Berry Corporation is filing a post-effective amendment to its Form S-3 registration statement to remove from registration all shares of common stock that were previously registered for resale but remain unsold. This amendment also terminates the effectiveness of that registration statement.
How many Berry Corporation shares were originally covered by the resale registration?
The registration statement had related to the resale by named selling stockholders of up to 46,833,346 shares of Berry Corporation’s common stock, each share having a par value of $0.001.
Why is Berry Corporation deregistering these unsold shares?
Berry is deregistering the unsold shares because, as a result of a merger completed on December 18, 2025, it has terminated all offerings of common stock under the registration statement and is now a direct, wholly owned subsidiary of California Resources Corporation.

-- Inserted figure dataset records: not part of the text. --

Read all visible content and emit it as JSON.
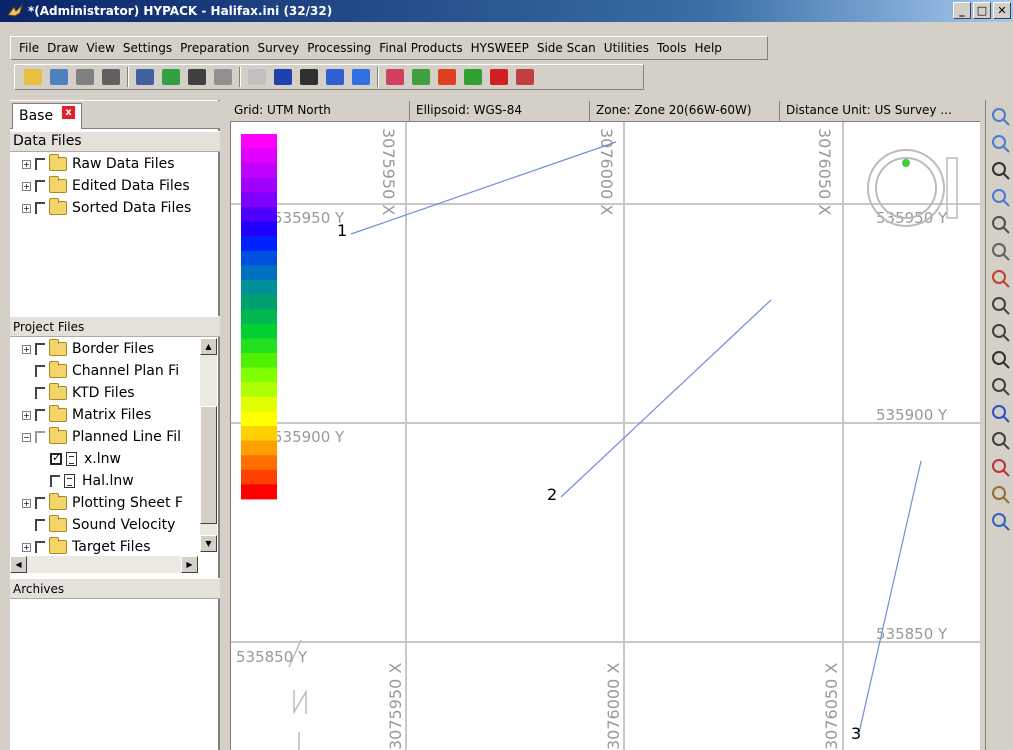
{
  "window": {
    "title": "*(Administrator) HYPACK - Halifax.ini (32/32)"
  },
  "menu": [
    "File",
    "Draw",
    "View",
    "Settings",
    "Preparation",
    "Survey",
    "Processing",
    "Final Products",
    "HYSWEEP",
    "Side Scan",
    "Utilities",
    "Tools",
    "Help"
  ],
  "toolbar_icons": [
    "open-folder-icon",
    "save-icon",
    "print-icon",
    "tools-icon",
    "planned-line-icon",
    "globe-icon",
    "satellite-icon",
    "boat-icon",
    "device-icon",
    "chart-icon",
    "book-icon",
    "zoom-date-icon",
    "wave-icon",
    "screen-icon",
    "window-icon",
    "terrain-icon",
    "map-icon",
    "color-map-icon",
    "grid-icon"
  ],
  "left_panel": {
    "base_tab": "Base",
    "data_files_header": "Data Files",
    "data_files": [
      "Raw Data Files",
      "Edited Data Files",
      "Sorted Data Files"
    ],
    "project_files_header": "Project Files",
    "project_files": [
      {
        "label": "Border Files",
        "expandable": true
      },
      {
        "label": "Channel Plan Fi",
        "expandable": false
      },
      {
        "label": "KTD Files",
        "expandable": false
      },
      {
        "label": "Matrix Files",
        "expandable": true
      },
      {
        "label": "Planned Line Fil",
        "expandable": true,
        "expanded": true
      },
      {
        "label": "x.lnw",
        "child": true,
        "checked": true
      },
      {
        "label": "Hal.lnw",
        "child": true,
        "checked": false
      },
      {
        "label": "Plotting Sheet F",
        "expandable": true
      },
      {
        "label": "Sound Velocity",
        "expandable": false
      },
      {
        "label": "Target Files",
        "expandable": true
      }
    ],
    "archives_header": "Archives"
  },
  "status": {
    "grid": "Grid: UTM North",
    "ellipsoid": "Ellipsoid: WGS-84",
    "zone": "Zone: Zone 20(66W-60W)",
    "distance": "Distance Unit: US Survey ..."
  },
  "map": {
    "grid_labels_x_top": [
      "3075950 X",
      "3076000 X",
      "3076050 X"
    ],
    "grid_labels_x_bottom": [
      "3075950 X",
      "3076000 X",
      "3076050 X"
    ],
    "grid_labels_y": [
      "535950 Y",
      "535900 Y",
      "535850 Y"
    ],
    "line_labels": [
      "1",
      "2",
      "3"
    ],
    "line_color": "#6d8fd6",
    "color_scale": [
      "#ff00ff",
      "#e000ff",
      "#c000ff",
      "#a000ff",
      "#8000ff",
      "#5000ff",
      "#2000ff",
      "#0020ff",
      "#0050e0",
      "#0070c0",
      "#00909a",
      "#00a070",
      "#00b850",
      "#00d030",
      "#20e020",
      "#50f000",
      "#80ff00",
      "#b0ff00",
      "#e0ff00",
      "#ffff00",
      "#ffd000",
      "#ffa000",
      "#ff7000",
      "#ff4000",
      "#ff0000"
    ]
  },
  "right_tools": [
    "zoom-in-icon",
    "zoom-window-icon",
    "zoom-extents-icon",
    "zoom-custom-icon",
    "query-icon",
    "select-arrow-icon",
    "color-select-icon",
    "pan-up-icon",
    "pan-down-icon",
    "north-icon",
    "crosshair-icon",
    "pen-icon",
    "undo-icon",
    "color-wheel-icon",
    "magic-icon",
    "date-zoom-icon"
  ]
}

What merger affected Berry Corporation’s registration statement?
Under an Agreement and Plan of Merger, Dornoch Merger Sub, LLC, a direct, wholly owned subsidiary of California Resources Corporation, merged with and into Berry Corporation, with Berry surviving as a direct, wholly owned subsidiary of California Resources.
Does this amendment register new securities for Berry Corporation (BRY)?
No. This post-effective amendment does not register new securities. Instead, it removes from registration all shares of common stock that were previously registered for resale and remain unsold and terminates the effectiveness of the existing registration statement.
Who signed the post-effective amendment for Berry Corporation?
The amendment was signed on behalf of Berry Corporation by Michael L. Preston, who serves as Executive Vice President, Chief Strategy Officer and General Counsel.